New guidelines will help aid workers identify male rape victims in conflict zones

LONDON (AlertNet) - New guidelines have been issued to help a group of men whose suffering is rarely chronicled in conflict reporting - the victims of rape and sexual violence.

The U.N. refugee agency UNHCR said it had for the first time issued advice for its staff and other aid workers on how to identify male victims of sexual violence in areas where there is fighting or displacement.

Rape and other forms of sexual violence have long been used as a weapon of war. While much of the world's attention has focused on women and girls who account for the majority of such victims, much less is said about men and boys.

"SGBV (sexual and gender-based violence) against men and boys has generally been mentioned as a footnote in reports," Sandesh Sivakumaran, a law professor at Britain's Nottingham University, was quoted by UNHCR as saying in a statement.

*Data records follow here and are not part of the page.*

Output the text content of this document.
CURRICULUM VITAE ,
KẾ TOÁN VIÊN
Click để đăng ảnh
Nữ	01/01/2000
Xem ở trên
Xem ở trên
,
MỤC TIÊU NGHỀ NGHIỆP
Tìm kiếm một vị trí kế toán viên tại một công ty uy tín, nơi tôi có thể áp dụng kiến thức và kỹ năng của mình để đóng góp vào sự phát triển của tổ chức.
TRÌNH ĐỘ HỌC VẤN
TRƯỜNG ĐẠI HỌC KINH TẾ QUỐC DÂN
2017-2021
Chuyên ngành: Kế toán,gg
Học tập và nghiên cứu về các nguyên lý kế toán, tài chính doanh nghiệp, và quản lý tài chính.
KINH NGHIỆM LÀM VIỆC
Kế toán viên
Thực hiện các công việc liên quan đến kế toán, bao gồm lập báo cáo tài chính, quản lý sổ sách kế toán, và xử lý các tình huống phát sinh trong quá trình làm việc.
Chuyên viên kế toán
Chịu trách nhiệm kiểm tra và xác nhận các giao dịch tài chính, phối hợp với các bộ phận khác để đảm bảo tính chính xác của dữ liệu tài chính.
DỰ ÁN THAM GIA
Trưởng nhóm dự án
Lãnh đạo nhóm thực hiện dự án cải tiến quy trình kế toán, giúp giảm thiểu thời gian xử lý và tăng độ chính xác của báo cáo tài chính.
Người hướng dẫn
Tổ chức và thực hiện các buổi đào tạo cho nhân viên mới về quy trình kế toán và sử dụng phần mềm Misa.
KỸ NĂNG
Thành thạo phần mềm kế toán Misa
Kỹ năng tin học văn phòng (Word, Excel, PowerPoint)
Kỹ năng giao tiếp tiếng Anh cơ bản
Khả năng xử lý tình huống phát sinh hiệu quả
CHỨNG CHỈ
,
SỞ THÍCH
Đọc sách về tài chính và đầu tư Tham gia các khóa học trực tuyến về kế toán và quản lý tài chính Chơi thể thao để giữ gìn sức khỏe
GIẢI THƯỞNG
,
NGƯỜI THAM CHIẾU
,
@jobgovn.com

"Rape is not limited to traditional notions, it is not limited to gender … we must recognise rape as torture, rape as rape," said Sivakumaran, one of the many academics, aid workers, women's rights activists, lawyers and diplomats called to Geneva to discuss the issue.

Although there are no detailed statistics on the number of male victims of sexual and gender-based violence, the phenomenon is increasingly being recognised as a protection concern, UNHCR said.

In a paper published in February 2009, U.S. academic and human rights specialist Lara Stemple noted the sexual abuse of men as a weapon of war or an act of political aggression in a host of countries including in Chile, Croatia, Sri Lanka, El Salvador, Iran, Kuwait and the Democratic Republic of Congo (DRC).

She cited forced nudity, forced sex acts and various forms of genital mutilation as examples of sexual abuse against men.

More recently, in 2010, nearly 400 men, women and children were sexually assaulted during attacks carried out by Rwandan FDLR rebels and a local Congolese armed group in the Walikale region of North Kivu in eastern DRC.

The U.N. lead agency dealing with the issue of protection said the publication Working with Men and Boy Survivors of Sexual and Gender-based Violence in Forced Displacement should be essential for aid workers and organisations helping refugees and internally displaced people.